AI startup SingularityNet is set to deploy “multi-level cognitive computing network” in the coming months. It is designed to host and train the models that will form the basis of an artificial general intelligence (AGI) capable of matching — even potentially exceeding — human cognition, the company announced on Monday.
Achieving AGI is widely viewed as the next major milestone in artificial intelligence development. While today’s cutting-edge models like GPT-4o and Gemini 1.5 Pro are immensely powerful and can perform specific tasks at superhuman levels, they’re incapable of applying those skills across disciplines. AGI, though still theoretical at this point, would be free of those limitations, and able to reason and learn on its own, regardless of the task.
SingularityNet is working to build the compute base necessary to train and deploy such a system using some of the most advanced components currently on the market. Per a report from LiveScience, the startup’s modular supercomputer will sport Nvidia L40S GPUs, AMD Instinct and Genoa processors, Tenstorrent Wormhole server racks running Nvidia H200 GPUs, as well as Nvidia’s 1,500W-plus GB200 Blackwell systems.
Supercomputer architectures differ from your conventional desktop setup in that they run multiple sets of processors (both CPUs and GPUs) assembled into individual nodes. Those nodes then get daisy-chained together by the tens of thousands into the larger arrays of the overarching supercomputer.

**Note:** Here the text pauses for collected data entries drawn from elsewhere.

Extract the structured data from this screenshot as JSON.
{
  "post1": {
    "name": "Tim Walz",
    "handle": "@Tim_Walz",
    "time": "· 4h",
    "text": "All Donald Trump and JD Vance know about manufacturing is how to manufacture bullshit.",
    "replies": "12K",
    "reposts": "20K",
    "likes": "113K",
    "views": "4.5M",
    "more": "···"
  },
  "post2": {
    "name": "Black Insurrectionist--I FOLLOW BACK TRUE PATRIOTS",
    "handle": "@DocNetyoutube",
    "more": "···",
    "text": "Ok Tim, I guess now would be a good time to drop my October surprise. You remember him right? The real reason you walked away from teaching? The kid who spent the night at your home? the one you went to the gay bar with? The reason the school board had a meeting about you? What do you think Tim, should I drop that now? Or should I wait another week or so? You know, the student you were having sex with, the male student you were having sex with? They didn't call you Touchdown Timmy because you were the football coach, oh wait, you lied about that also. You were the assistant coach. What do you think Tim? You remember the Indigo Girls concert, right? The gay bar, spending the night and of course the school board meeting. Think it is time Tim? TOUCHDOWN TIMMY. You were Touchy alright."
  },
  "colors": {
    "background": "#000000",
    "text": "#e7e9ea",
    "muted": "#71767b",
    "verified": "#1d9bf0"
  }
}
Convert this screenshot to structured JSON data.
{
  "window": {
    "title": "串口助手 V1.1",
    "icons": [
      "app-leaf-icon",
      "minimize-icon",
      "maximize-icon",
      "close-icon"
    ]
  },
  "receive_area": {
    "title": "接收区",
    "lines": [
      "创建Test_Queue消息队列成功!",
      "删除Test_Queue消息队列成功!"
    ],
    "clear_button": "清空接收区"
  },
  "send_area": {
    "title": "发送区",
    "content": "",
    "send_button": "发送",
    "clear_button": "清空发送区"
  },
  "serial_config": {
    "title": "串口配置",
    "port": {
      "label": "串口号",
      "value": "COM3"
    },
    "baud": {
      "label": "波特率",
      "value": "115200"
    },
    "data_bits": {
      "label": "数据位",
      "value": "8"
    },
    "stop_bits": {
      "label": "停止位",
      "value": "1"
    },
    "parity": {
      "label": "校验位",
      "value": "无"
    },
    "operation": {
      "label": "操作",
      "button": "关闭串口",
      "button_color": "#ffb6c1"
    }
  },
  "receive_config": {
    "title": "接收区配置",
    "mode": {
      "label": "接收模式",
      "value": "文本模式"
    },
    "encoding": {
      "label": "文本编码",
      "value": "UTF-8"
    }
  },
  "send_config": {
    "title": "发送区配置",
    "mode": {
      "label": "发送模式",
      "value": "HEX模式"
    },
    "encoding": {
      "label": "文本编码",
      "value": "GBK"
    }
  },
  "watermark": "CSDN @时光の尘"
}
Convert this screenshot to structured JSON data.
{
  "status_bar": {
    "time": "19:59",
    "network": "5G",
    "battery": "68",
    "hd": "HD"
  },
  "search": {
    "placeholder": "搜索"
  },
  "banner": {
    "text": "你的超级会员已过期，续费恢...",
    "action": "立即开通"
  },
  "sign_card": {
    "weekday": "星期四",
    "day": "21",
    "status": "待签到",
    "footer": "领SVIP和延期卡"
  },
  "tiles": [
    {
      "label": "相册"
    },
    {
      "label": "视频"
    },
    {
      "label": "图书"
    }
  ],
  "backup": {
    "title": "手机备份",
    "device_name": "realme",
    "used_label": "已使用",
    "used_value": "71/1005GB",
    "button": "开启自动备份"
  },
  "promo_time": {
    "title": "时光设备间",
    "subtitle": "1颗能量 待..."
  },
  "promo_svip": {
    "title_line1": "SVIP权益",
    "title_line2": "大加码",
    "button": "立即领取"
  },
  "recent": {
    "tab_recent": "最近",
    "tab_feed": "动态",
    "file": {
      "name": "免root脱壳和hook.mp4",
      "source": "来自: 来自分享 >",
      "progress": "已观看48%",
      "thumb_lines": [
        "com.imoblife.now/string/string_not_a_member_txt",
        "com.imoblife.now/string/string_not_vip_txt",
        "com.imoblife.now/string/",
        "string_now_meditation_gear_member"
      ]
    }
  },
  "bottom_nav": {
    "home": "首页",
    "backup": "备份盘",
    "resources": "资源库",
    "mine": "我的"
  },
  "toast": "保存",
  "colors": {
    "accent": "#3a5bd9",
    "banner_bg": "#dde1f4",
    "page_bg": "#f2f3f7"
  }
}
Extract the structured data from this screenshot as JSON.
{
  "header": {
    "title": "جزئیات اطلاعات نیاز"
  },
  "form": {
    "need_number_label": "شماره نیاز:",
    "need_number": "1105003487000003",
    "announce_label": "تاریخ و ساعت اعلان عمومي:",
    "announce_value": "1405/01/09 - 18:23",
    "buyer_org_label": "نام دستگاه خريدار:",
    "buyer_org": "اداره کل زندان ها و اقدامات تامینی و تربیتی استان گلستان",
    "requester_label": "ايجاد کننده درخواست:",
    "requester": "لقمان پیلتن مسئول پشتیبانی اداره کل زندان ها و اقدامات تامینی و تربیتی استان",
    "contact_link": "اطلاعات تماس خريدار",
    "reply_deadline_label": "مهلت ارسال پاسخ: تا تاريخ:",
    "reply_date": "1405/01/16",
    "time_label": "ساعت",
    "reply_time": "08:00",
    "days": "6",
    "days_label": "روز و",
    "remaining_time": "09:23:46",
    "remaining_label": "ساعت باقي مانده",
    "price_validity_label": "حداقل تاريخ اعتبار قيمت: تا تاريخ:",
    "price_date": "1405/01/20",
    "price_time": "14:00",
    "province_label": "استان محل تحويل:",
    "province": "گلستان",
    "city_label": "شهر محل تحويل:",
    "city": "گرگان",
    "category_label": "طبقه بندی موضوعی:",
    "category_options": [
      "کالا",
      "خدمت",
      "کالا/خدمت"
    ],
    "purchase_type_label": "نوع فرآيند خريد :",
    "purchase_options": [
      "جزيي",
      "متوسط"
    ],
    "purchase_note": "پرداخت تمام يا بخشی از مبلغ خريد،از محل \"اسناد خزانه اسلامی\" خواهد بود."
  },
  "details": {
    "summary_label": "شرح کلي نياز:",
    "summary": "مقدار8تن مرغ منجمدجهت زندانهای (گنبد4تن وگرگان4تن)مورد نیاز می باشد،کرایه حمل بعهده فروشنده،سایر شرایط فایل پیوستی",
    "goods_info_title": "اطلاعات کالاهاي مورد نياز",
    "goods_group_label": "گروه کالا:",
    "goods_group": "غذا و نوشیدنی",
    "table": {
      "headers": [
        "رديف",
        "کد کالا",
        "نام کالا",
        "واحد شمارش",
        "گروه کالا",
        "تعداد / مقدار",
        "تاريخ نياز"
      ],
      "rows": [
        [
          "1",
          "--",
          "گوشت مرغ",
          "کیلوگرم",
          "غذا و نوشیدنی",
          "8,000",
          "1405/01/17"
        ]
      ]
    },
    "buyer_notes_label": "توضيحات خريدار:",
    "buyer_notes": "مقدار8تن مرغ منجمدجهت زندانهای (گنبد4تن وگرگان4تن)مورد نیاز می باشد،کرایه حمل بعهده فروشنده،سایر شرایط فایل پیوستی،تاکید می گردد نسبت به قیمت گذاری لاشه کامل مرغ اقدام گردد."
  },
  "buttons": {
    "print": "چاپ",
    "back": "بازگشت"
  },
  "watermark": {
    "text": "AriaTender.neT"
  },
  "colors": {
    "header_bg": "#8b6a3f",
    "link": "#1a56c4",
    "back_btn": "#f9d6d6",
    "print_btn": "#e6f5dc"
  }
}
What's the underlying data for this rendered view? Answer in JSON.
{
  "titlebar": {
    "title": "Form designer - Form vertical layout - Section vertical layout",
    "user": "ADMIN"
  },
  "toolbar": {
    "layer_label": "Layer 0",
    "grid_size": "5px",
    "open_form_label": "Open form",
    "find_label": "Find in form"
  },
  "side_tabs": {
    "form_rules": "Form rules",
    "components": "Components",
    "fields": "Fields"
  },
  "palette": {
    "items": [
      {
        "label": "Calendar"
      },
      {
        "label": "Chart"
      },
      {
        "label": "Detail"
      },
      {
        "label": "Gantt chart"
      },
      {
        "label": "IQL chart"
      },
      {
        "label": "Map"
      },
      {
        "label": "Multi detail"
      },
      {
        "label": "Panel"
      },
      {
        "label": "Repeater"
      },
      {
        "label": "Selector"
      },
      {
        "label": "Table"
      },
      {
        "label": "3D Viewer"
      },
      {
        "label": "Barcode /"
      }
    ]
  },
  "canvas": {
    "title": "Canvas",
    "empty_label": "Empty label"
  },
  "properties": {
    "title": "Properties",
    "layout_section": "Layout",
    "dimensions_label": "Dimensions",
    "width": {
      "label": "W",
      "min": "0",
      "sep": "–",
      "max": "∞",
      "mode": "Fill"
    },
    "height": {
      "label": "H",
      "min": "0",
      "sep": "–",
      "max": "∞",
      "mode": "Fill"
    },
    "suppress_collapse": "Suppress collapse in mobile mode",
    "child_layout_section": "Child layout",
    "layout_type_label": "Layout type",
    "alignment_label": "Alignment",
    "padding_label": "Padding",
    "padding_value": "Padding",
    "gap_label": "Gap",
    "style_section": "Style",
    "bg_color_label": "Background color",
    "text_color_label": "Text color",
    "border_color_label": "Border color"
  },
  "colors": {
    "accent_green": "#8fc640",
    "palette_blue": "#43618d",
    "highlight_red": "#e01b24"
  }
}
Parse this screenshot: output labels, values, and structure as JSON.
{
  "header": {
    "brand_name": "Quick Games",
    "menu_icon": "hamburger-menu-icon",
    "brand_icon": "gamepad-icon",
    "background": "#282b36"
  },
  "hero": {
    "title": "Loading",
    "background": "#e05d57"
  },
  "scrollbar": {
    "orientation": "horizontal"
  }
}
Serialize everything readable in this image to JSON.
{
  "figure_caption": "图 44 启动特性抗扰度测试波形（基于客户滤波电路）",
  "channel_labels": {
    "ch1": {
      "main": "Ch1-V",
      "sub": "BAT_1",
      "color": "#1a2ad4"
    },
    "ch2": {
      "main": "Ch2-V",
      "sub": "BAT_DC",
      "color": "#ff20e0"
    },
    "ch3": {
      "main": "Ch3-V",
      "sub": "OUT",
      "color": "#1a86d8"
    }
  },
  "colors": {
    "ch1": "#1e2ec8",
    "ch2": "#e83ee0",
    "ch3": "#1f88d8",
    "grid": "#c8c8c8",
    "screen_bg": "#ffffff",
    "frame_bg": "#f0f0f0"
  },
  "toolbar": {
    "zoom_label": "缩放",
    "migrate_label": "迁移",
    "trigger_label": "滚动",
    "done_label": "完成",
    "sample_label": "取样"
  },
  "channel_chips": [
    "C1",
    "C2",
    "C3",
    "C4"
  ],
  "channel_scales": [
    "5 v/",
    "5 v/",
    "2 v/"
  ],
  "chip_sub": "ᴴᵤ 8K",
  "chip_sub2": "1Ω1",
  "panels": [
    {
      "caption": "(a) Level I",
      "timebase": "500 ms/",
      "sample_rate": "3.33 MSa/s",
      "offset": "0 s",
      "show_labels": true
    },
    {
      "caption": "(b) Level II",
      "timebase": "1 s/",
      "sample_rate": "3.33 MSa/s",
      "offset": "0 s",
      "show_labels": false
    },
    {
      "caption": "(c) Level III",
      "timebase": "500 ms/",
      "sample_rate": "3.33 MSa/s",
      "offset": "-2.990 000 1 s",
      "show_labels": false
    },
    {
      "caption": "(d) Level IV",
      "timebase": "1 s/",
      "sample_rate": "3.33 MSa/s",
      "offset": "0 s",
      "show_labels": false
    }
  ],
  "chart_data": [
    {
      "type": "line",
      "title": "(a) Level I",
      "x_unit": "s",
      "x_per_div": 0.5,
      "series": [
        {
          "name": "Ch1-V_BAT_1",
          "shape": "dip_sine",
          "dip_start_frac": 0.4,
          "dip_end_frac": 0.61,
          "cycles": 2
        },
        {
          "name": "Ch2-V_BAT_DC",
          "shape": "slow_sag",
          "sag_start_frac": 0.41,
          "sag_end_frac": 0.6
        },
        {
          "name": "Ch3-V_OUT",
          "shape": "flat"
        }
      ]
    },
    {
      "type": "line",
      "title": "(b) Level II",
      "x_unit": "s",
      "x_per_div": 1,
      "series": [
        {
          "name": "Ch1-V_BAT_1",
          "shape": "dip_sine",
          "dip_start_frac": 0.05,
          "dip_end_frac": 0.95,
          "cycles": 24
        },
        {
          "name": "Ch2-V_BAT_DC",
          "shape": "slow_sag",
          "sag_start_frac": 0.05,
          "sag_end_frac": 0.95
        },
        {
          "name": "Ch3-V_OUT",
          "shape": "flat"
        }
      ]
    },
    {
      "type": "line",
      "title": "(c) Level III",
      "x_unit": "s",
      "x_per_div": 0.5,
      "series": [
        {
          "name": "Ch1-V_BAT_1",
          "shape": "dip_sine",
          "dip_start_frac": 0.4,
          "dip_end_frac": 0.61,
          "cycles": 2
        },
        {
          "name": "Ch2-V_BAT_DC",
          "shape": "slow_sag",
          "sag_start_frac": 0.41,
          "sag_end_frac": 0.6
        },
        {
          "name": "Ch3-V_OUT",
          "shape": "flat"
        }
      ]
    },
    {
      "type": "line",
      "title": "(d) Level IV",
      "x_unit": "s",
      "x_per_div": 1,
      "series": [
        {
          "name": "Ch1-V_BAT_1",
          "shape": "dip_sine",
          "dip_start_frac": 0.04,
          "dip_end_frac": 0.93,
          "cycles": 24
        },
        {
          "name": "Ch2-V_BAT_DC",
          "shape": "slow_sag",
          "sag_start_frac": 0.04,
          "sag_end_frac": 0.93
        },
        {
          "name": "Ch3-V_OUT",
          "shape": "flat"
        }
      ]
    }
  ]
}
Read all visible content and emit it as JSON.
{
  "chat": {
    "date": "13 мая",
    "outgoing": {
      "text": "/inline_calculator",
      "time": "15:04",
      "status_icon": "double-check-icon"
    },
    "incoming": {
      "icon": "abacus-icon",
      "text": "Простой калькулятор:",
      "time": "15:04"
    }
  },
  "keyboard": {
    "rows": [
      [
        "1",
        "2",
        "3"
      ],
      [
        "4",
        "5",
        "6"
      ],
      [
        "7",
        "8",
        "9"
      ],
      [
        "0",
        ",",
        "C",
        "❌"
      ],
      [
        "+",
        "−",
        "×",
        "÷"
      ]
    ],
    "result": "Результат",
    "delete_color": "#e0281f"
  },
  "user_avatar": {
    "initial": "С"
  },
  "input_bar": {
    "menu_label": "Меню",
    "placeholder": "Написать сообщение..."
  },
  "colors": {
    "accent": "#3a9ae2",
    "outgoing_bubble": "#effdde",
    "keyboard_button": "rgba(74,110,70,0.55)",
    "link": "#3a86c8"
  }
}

“This supercomputer in itself will be a breakthrough in the transition to AGI. While the novel neural-symbolic AI approaches developed by the SingularityNET AI team decrease the need for data, processing and energy somewhat relative to standard deep neural nets, we still need significant supercomputing facilities,” SingularityNet CEO Ben Goertzel told LiveScience. “The mission of the computing machine we are creating is to ensure a phase transition from learning on big data and subsequent reproduction of contexts from the semantic memory of the neural network to non-imitative machine thinking based on multi-step reasoning algorithms and dynamic world modeling.”
“Before our eyes, a paradigmatic shift is taking place towards continuous learning, seamless generalisation and reflexive AI self-modification,” he continued.
The company plans to Grant public access to the supercomputer, once it comes fully online in late 2024/early 2025, using a token system. Users will purchase tokens, as they would in an old-school arcade, and then spend those tokens to get a certain number of opportunities to play with the system. The data generated by those interactions is then fed back into the system for further AGI experimentation and development.
SingularityNet is far from the only company racing to build and deploy the first AGI. The pursuit of such systems is one of OpenAI’s founding tenets while Meta’s Mark Zuckerberg has earmarked more than $10 billion for his company’s AGI R&D.